In Burnley we Trust

Last updated : 09 September 2004 By Richard Oldroyd
Supporters today .....
The Clarets Trust, the 118th such trust in this country, will officially be launched this Saturday night, the 11th September.

Remember the date, because it could just prove seminal in the history of our football club.

Ours, no-one else’s. Ours, shared in someway between every man, woman and child who supports the team which plays at Turf Moor, Burnley.

The character of a football club is a curious hybrid. It is not fully a business, yet it shows many of the qualities of one. Its legal owners are the shareholders, in proportion to their stake, and those in control are the chairman and the board of directors. Yet it is not quite capable of being bought and sold as other inanimate companies and properties can be traded.

It is not really a sporting society, like your local Sunday league team, although it started life like that many years ago, before it turned professional and those players became paid employees who move about without any sort of bond to the club beyond the contractual.

It does have a particularly large band of individuals who are involved because they want to be; but they are not members in any formal sense. They pay to come and watch the club, but they are not customers either: they occupy some sort of no-mans land, formally unrecognised but tacitly accepted as the underlying foundation of every single one of these clubs. These individuals are called supporters.

Chairmen and directors do not really own football clubs. They steward them during their tenure – and in Burnley’s case, it happens that they generally do a damn good job. But emotionally, clubs are owned by these supporters in common. Explain this to a business executive with no appreciation of the game and he’ll look at you is if you have two heads, but to a fan it makes sense in an illogical sort of way.

At Burnley we are lucky. Pretty much every single shareholder in the club - and certainly Barry Kilby, the chairman – is a fully paid up Burnley fan. The difference in Barry’s case to yours and mine is that he has had the money, and the desire, to invest big bucks in the club. Otherwise, he’s a just like us – a passionately committed fan.

..... and on that day at Scunthorpe in 2000
But those of us who, for whatever reason, do not own shares in the club (and, for that matter, those who have a shareholding so small as to be insignificant), being a fan can be a frustrating business. I’m not talking about the strange phenomenon where a team who were brilliant two days earlier look as if they’d be vulnerable against a conference team, or even the blatantly obvious substitution that the manager didn’t make. I’m talking about the frustration we all feel when we can’t afford to buy that extra player, or when protestations about a particular matter seem to fall on deaf ears in the boardroom.

At different times too, there is a sense of anxiety, and of sheer helplessness about being a fan. You feel like a spare part, unable to contribute materially yet desperate to help. Remember six months ago when the club was staring oblivion in the face? Remember the uncertainty, and the angst? Commit it to memory, and hope we never go there again.
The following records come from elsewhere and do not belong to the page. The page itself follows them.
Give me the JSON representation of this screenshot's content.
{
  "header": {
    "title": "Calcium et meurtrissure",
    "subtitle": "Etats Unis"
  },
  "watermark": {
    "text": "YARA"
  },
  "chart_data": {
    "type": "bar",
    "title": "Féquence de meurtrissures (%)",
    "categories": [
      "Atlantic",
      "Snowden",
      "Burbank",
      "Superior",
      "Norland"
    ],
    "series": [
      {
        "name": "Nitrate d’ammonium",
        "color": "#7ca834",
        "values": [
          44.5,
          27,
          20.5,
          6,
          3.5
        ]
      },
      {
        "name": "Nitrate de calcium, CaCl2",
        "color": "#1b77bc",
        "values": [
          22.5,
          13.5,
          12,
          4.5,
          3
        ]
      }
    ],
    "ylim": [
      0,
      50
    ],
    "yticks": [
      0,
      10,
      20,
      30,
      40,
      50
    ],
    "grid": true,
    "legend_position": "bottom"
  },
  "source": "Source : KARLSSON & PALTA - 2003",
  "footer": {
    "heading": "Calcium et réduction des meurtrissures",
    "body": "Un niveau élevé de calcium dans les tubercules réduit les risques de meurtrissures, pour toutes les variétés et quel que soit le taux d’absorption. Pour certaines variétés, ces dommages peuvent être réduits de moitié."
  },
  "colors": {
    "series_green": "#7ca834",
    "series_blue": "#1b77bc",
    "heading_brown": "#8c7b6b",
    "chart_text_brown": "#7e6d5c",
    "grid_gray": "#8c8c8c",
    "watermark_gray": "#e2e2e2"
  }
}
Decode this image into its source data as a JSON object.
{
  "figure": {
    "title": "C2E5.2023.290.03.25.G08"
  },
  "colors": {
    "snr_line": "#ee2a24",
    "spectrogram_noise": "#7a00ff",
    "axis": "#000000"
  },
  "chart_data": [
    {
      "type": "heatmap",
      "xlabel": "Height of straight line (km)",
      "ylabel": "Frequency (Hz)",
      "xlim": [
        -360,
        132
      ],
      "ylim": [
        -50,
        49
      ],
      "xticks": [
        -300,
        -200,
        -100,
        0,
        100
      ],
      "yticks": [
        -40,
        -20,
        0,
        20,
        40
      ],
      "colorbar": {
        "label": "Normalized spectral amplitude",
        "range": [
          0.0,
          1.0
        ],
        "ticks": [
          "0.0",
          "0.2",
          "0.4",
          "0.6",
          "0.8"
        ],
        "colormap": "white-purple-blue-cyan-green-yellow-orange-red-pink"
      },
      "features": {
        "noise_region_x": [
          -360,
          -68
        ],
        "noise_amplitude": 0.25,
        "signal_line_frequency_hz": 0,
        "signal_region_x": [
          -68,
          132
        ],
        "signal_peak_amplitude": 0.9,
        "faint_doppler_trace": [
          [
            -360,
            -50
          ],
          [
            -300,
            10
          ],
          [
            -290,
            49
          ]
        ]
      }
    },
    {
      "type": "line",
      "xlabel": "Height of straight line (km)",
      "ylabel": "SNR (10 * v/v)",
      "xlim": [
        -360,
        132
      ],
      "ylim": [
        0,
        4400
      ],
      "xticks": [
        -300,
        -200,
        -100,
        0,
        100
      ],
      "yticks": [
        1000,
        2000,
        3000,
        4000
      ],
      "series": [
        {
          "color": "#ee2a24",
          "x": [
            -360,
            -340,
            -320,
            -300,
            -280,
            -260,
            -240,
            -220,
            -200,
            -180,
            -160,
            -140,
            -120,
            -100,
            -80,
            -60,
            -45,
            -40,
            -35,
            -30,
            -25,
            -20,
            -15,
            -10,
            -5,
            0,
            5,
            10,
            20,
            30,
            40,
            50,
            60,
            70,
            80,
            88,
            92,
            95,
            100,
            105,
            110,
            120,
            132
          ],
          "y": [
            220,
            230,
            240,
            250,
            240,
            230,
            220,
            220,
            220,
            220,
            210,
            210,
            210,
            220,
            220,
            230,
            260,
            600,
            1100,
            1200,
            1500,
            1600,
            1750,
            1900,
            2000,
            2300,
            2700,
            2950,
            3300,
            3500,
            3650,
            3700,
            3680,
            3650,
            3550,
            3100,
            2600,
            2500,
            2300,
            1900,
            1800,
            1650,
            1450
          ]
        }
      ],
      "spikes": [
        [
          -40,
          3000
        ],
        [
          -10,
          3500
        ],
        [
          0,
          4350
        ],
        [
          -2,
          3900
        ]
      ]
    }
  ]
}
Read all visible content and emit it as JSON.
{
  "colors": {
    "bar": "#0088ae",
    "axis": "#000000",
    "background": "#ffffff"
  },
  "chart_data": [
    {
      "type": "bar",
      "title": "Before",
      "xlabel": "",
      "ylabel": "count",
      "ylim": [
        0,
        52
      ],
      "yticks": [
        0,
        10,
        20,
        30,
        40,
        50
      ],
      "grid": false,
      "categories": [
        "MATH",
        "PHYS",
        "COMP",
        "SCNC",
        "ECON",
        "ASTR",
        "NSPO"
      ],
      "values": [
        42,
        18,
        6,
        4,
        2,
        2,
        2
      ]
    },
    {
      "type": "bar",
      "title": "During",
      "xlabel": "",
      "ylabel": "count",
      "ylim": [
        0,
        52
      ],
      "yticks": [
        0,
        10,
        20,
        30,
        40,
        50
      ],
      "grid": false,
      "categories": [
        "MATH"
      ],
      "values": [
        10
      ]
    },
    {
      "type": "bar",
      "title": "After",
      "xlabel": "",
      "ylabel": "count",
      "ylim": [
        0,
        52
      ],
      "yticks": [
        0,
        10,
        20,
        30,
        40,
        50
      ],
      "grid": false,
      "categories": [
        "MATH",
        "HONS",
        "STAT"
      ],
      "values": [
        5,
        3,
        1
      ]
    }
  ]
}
It’s for all those reasons that I believe the ideals of a Supporters Trust should be embraced. Supporters matter – yet for all their emotional entanglement with the club, they have never had a formal stake. Yet this offers that opportunity. Each year, for the cost of a round down the pub – a tenner – you can become a member of this organisation. The basics of the plan are that every Burnley fan will ultimately join, and that all of those marvellous subscriptions can be put to good use.

In time -with the mandate of members, of course – it can buy shares to be held by the trust on behalf of the members. The Clarets Trust can, in time, acquire a significant shareholding in the club. Maybe one day, it will have enough to warrant a seat on the board, to follow an agenda set by the Trust.

Certainly, that will ultimately enable supporters to bring more influence to bear than you or I could alone, unless we win the lottery. There’s an old maxim about strength in numbers, and it is certainly true. A band of men working together gets a lot further than those same men working as individuals. Look at the England team if you don’t believe me.

It’s such a good idea, this supporters trust, that I can’t imagine how anyone didn’t dream it up years ago. Don’t write it off as just another supporters club, or as a minor interest group, which will be presided over by a narrow group of people – it sounds idealistic, but it has the potential to be a lot more than that. It genuinely can provide that missing link and make every single supporter a recognisable part of this football club.

If it doesn’t achieve anything else, the money it raises should ensure that this great old club never goes as close to the wall as it did last spring. If that were all it achieved, it would leave an incalculable legacy to the future generations of Clarets. But if that is all it achieves, it will be a tragic missed opportunity.

Don’t just remember the bad times, by the way. Remember the best days – York in ’92, Wembley ’94, Plymouth, Scunthorpe, Tottenham in the cup…and the rest. Remember the elation, and the sense of belonging. Celebrating with people you’d never met before, and who you haven’t seen since. The shiver down the spine when you recall those games.

The Clarets Trust is about all of that. It’s about everything to do with supporting Burnley. But above all, its about belonging to the creed. There are many, many more, but that’s the best reason I can give you.

Oh, and if you’re currently kicking your heels on Saturday night, I hear there’s a bash on down at the club. Big launch do, a bit of a celebration of a major new venture.